Newspaper published in Hamburg, New York, US

The Hamburg Sun is a weekly subscription-based newspaper that covers local news and sports in Erie County, New York, including in the towns of Hamburg, Eden, Evans, Brant and North Collins, as well as the villages of Angola, Farnham and Blasdell. It is published on Thursdays and had a circulation of 7,974 as of 2017.

The Hamburg Sun is considered to be a newspaper of record for Erie County.

== History ==
The Hamburg Sun was founded in 1875 as The Erie County Independent by Alex Stolting and was published in Hamburg and Buffalo, New York. The paper was sold to J. W. Constantine five years later, then to Charles G. Miller in 1882.
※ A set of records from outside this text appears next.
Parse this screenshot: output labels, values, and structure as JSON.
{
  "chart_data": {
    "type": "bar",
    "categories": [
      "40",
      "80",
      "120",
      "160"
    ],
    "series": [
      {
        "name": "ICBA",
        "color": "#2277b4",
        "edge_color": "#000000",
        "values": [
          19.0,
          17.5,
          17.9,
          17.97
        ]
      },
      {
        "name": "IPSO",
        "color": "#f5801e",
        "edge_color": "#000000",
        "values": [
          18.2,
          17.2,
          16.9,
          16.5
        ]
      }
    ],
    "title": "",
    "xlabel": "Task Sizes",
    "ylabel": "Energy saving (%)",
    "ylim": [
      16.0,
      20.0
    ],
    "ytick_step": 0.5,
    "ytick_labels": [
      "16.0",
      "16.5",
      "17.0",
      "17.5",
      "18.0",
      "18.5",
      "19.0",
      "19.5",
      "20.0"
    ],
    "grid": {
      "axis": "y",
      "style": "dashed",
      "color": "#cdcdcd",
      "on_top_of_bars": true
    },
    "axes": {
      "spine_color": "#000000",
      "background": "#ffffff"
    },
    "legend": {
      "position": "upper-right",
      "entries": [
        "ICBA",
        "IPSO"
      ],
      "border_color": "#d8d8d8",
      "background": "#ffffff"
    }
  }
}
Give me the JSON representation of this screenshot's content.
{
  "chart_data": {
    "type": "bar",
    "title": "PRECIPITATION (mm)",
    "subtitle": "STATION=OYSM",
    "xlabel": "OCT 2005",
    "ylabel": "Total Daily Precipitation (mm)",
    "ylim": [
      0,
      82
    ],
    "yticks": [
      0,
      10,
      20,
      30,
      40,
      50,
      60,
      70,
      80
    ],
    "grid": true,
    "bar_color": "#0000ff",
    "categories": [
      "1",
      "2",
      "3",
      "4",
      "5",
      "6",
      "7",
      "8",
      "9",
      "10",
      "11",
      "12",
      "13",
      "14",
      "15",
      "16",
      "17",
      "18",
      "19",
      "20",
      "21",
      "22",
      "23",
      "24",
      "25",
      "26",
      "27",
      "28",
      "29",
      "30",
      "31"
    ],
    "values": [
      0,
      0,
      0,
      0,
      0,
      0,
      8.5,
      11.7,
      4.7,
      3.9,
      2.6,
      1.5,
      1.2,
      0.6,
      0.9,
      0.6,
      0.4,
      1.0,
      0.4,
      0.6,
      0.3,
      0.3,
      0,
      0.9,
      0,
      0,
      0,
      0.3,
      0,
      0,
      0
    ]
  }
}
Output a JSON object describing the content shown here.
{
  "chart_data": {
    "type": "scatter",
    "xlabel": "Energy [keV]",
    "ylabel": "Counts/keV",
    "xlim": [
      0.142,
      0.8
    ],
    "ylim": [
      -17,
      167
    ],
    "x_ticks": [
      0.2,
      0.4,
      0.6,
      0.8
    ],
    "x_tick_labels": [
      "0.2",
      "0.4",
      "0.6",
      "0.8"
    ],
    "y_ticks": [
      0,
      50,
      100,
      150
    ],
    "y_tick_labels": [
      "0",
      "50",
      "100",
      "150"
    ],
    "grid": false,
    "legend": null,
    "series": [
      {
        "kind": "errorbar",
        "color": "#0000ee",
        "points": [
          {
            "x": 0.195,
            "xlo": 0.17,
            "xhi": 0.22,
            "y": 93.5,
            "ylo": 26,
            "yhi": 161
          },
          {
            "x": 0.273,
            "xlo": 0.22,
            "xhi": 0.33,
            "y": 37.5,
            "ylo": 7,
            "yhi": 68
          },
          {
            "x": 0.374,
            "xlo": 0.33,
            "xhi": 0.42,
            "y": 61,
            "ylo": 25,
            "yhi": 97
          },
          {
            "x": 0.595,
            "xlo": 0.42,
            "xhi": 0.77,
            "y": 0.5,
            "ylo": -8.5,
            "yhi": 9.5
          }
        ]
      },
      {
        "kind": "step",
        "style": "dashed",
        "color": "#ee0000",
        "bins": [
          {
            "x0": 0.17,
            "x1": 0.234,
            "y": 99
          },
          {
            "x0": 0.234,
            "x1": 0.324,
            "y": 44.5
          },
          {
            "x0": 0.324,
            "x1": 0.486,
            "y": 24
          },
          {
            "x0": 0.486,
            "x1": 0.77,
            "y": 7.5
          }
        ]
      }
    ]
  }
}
In 1945, former employee Dick Allen purchased the Independent for $500 and changed the name to Hamburg Sun. Allen, a native of Hamburg, had been employed in newspaper and public relations in Chicago before enlisting to fight in World War II. On returning from the war he decided to settle down in his hometown, starting his own Hamburg Sun publication before purchasing the Independent and merging the two papers.

The Hamburg Sun ceased publication briefly in 2016 its corporate owner, Community Papers of Western New York, claimed bankruptcy, two years after taking ownership from Metro News.

The paper was put up for auction after the collapse. Since February 2017, it has been owned by The Buffalo News, a subsidiary of Lee Enterprises.